Trust The Focus
Author: Megan Erickson
Series: In Focus #1
Pages: ebook, 222 pages
Genre: New Adult
Release Date: March 17th 2015
With his college graduation gown expertly pitched into the trash, Justin Akron is ready for the road trip he planned with his best friend Landry— and ready for one last summer of escape from his mother’s controlling grip. Climbing into the Winnebago his father left him, they set out across America in search of the sites his father had captured through the lens of his Nikon.
As an aspiring photographer, Justin can think of no better way to honor his father’s memory than to scatter his ashes at the sites he held sacred. And there’s no one Justin would rather share the experience with more than Landry.
But Justin knows he can’t escape forever. Eventually he’ll have to return home and join his mother’s Senate campaign. Nor can he escape the truth of who he is, and the fact that he’s in love with his out-and-proud travel companion.
Admitting what he wants could hurt his mother’s conservative political career. But with every click of his shutter and every sprinkle of ash, Justin can’t resist Landry’s pull. And when the truth comes into focus, neither is prepared for the secrets the other is hiding.
First up I think I should mention that I haven't read many M/M romances. I think this might be my third or fourth?
So there isn't much I can compare this to, at least when it comes to the smut part... But one the other hand - it's a cute and fluffy - and romance is romance, not matter who is involved right?
I also think I should just say up front that I don't think I'm ever going to be a huge M/M reader. It's just not really my kinda thing- well at least when it comes to the smut. But as I said, the cute & fluffy is not so much about the smut for me. And so I am sure I will be dabbling it M/M romances from time to time, especially if they are written like this one.
I like Erickson 's writing style which is why I immediately knew I wanted to read Trust the Focus. She writes beautifully, this novel made no exception. In fact while I do have some issues with this one, I think each book of Erickson makes me wanna read her next one. She is definitely an author on my to read list- and Trust the Focus established that fact even more.
The character building was done really well when it comes to the two MCs. I felt a bit iffy about the parents. They were way to black and white in my opinion, even if Erickson tried obviously to diffuse that, they were either too perfect or to pushy, to cliche really.

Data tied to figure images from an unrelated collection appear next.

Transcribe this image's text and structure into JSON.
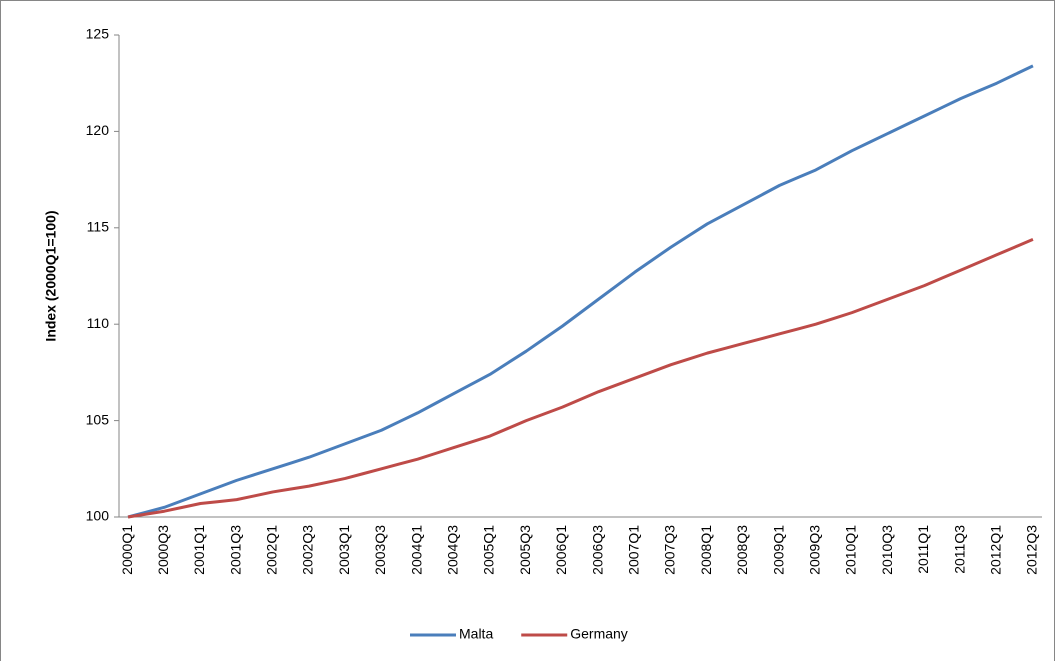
{
  "chart_data": {
    "type": "line",
    "y_label": "Index (2000Q1=100)",
    "categories": [
      "2000Q1",
      null,
      "2000Q3",
      null,
      "2001Q1",
      null,
      "2001Q3",
      null,
      "2002Q1",
      null,
      "2002Q3",
      null,
      "2003Q1",
      null,
      "2003Q3",
      null,
      "2004Q1",
      null,
      "2004Q3",
      null,
      "2005Q1",
      null,
      "2005Q3",
      null,
      "2006Q1",
      null,
      "2006Q3",
      null,
      "2007Q1",
      null,
      "2007Q3",
      null,
      "2008Q1",
      null,
      "2008Q3",
      null,
      "2009Q1",
      null,
      "2009Q3",
      null,
      "2010Q1",
      null,
      "2010Q3",
      null,
      "2011Q1",
      null,
      "2011Q3",
      null,
      "2012Q1",
      null,
      "2012Q3"
    ],
    "series": [
      {
        "name": "Malta",
        "color": "#4a7ebb",
        "values": [
          100,
          100.25,
          100.5,
          100.85,
          101.2,
          101.55,
          101.9,
          102.2,
          102.5,
          102.8,
          103.1,
          103.45,
          103.8,
          104.15,
          104.5,
          104.95,
          105.4,
          105.9,
          106.4,
          106.9,
          107.4,
          108.0,
          108.6,
          109.25,
          109.9,
          110.6,
          111.3,
          112.0,
          112.7,
          113.35,
          114.0,
          114.6,
          115.2,
          115.7,
          116.2,
          116.7,
          117.2,
          117.6,
          118.0,
          118.5,
          119.0,
          119.45,
          119.9,
          120.35,
          120.8,
          121.25,
          121.7,
          122.1,
          122.5,
          122.95,
          123.4
        ]
      },
      {
        "name": "Germany",
        "color": "#be4b48",
        "values": [
          100,
          100.15,
          100.3,
          100.5,
          100.7,
          100.8,
          100.9,
          101.1,
          101.3,
          101.45,
          101.6,
          101.8,
          102.0,
          102.25,
          102.5,
          102.75,
          103.0,
          103.3,
          103.6,
          103.9,
          104.2,
          104.6,
          105.0,
          105.35,
          105.7,
          106.1,
          106.5,
          106.85,
          107.2,
          107.55,
          107.9,
          108.2,
          108.5,
          108.75,
          109.0,
          109.25,
          109.5,
          109.75,
          110.0,
          110.3,
          110.6,
          110.95,
          111.3,
          111.65,
          112.0,
          112.4,
          112.8,
          113.2,
          113.6,
          114.0,
          114.4
        ]
      }
    ],
    "ylim": [
      100,
      125
    ],
    "yticks": [
      100,
      105,
      110,
      115,
      120,
      125
    ],
    "legend": "bottom"
  }
}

This being told from Justin's POV - it is his story really. And while I wanted to smack him over his stupid head at times, I also really adore him. The connection between Justin and Landry is written superbly, it's tangible. I adore their banter, got their issues and fears. In fact I felt like I've been on that road trip with them. Really a cute couple!

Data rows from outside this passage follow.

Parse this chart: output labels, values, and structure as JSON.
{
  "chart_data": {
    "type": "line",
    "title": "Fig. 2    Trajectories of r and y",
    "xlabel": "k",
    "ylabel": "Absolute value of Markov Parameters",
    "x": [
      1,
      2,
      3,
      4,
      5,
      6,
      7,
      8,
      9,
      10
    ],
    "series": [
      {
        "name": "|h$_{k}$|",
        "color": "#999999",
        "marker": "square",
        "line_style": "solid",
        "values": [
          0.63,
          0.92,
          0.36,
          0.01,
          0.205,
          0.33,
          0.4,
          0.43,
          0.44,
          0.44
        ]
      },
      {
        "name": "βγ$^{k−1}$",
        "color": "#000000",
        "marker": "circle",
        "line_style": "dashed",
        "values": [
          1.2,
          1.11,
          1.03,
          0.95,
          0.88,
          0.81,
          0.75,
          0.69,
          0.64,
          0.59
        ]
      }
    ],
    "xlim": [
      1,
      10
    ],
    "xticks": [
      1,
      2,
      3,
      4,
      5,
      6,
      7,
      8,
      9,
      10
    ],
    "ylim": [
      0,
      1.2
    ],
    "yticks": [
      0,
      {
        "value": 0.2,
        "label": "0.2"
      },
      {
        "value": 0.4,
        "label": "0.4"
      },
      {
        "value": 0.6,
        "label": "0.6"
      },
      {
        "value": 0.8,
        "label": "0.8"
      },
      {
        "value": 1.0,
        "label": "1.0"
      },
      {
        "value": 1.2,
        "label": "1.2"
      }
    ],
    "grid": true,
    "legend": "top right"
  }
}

As I said, I am not a great lover of M/M smut and this didn't change my mind on it either. But this isn't really about the smut. It's a book about love and finding oneself. And that has nothing to do with gender.
The plot is a cute & fluffy even with it's couple of twists- most of them totally predictable- and the ending one hopes for and craves.
I honestly was having high hopes for the traveling bits- and frankly I felt a bit let down by them. Somehow Erickson didn't get that right for me. I can't explain why. She just didn't. I have travelled extensively and I travelled with my loverboy for several years.. so I admit that I might be a tough costumer to be please. It is something really dear to me, so possibly I am too much of a fusspot about it? All I can say is, I didn't find myself transported to the places they visited- It rather felt like something was ticked off an itinerary than it being an experience, which in fact traveling like that is, a life changing one.
My other complaint? The photography bit... I am a photographer.... I could simply not relate to the description Erickson gave. To be honest, I think it is unfortunate- Me, having so much in common with Justin. And this could only go two ways, I would totally adore the photo and travel bits- or I wouldn't. Sadly it was the latter for me. It was just not for me. I felt like those two aspects lacked something. BUT again, these are two of the most important things that shaped my adult life- so I am beyond tough to please.
About half way in, I was not so sure what to think of this in fact. I was a bit disappointed with the photo and travel bits- the smut is not really my cup of tea. And then Erickson somehow took out all stops and made me forget about it. I just cared about Justin, about his love for his father, his friend and his fears. All the above queries were suddenly of no consequence, because I remember looking for my path in my early twenties. Having just graduated - I was not quite sure where I wanted to go in life... And isn't that where most of us are at in that moment? Erickson nailed that aspect, to the tee. I got Justin, his fears and his longing- even if they were so different than mine. I adore how much Justin's love of his father comes through, his discovery of a man he loved and cared so much for. I always felt like I only understood who my parents were, after I was on the road, far far away from them. So yes, this hit a note in me. And I think this is what makes this a really beautiful read.
Trust the Focus is a cute & fluffy alright- but it also is inspirational and a reminder that when you find love hang on to it!
A must read for lovers of the genre- and for those who like me dabble in it - But mostly a must read for all people, who want to read something fun, enjoyable and moving.